To determine whether there is any additional metal artifact reduction when virtual monochromatic images (VMI) and metal artifact reduction for orthopedic implants (O-MAR) are applied together compared to their separate application in both phantom and clinical abdominopelvic CT studies. An agar phantom containing a spinal prosthesis was scanned using a dual-layer, energy CT scanner (IQon, Philips Healthcare), and reconstructed with the filtered back-projection algorithm without O-MAR (FBP), filtered back-projection algorithm with O-MAR (O-MAR), VMI140 without O-MAR (VMI140), and VMI140 with O-MAR (VMI140 + O-MAR).
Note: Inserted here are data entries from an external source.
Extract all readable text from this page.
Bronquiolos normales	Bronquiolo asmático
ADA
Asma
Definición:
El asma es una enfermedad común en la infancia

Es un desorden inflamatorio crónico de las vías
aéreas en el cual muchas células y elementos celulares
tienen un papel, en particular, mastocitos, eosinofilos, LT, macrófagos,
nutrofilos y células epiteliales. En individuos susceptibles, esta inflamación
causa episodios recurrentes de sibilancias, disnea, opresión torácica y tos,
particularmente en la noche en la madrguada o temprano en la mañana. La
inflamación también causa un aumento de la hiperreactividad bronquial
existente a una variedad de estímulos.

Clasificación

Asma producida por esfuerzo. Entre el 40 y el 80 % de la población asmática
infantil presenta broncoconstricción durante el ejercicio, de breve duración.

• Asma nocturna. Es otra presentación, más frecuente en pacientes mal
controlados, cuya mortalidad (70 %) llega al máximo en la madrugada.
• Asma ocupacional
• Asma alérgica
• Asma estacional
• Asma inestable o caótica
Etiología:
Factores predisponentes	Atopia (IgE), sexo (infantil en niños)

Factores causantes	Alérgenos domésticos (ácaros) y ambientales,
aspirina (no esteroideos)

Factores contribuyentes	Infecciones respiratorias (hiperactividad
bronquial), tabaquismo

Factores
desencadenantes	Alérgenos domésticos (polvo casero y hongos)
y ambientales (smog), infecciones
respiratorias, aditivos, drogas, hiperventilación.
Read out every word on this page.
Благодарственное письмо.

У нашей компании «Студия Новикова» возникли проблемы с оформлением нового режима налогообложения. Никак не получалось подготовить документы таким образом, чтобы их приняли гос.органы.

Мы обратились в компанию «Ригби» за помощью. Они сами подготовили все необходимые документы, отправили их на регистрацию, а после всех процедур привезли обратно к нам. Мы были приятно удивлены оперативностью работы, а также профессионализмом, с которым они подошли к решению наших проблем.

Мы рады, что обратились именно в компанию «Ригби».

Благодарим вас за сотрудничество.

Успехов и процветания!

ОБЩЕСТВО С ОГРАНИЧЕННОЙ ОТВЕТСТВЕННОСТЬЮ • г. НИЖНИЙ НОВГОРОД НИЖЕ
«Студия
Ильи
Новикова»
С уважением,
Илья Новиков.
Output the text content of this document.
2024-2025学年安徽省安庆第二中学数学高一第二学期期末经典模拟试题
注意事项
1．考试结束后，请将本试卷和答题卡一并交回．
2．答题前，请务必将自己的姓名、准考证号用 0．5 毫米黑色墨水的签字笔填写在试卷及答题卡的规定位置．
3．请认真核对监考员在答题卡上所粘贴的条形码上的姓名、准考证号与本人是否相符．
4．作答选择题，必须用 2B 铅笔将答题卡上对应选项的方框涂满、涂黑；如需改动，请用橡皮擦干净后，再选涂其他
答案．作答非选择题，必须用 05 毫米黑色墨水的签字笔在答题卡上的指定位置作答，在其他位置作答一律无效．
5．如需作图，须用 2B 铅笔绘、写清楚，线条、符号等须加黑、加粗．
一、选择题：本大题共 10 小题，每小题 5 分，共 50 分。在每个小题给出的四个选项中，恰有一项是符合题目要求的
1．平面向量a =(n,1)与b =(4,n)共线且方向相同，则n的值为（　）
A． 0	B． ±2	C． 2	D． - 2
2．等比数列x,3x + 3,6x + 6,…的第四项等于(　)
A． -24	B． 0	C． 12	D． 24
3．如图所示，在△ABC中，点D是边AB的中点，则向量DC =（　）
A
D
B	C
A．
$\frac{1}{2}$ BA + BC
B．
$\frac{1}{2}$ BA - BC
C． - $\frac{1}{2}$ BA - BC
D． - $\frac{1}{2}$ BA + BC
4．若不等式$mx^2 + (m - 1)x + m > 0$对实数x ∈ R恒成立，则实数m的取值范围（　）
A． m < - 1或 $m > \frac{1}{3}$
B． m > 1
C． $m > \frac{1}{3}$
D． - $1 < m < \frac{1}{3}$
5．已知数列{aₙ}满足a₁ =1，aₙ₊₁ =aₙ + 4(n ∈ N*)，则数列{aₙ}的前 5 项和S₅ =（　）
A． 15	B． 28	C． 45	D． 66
Abdominopelvic CT images of 47 patients with metallic prostheses were also reconstructed in the same manner for clinical study. Noise measured as the standard deviation of CT Hounsfield units was compared between the four reconstruction methods in both phantom and clinical studies. Improvements in metal artifact reduction, image quality, and diagnostic improvement were further analyzed in the clinical study. Noise was significantly decreased when both VMI and O-MAR were applied in conjunction compared to their separate application in both phantom (16.3 HU vs. 25.0 and 26.4 HU) and clinical studies (15.8 HU vs. 19.2 and 26.2 HU). In the clinical study, the qualitative degree of artifacts was also significantly reduced with VMI140 + O-MAR (2.85 and 2.87) compared to VMI140 (2.36 and 2.26) or O-MAR (2.13 and 2.04) alone for both reviewers (P < 0.001) and improvements in image quality were observed in all 47 patients, with actual diagnostic improvements observed in three. Metal artifacts can be additionally reduced by applying O-MAR and VMI in conjunction, compared to their separate application, thereby improving diagnostic performance.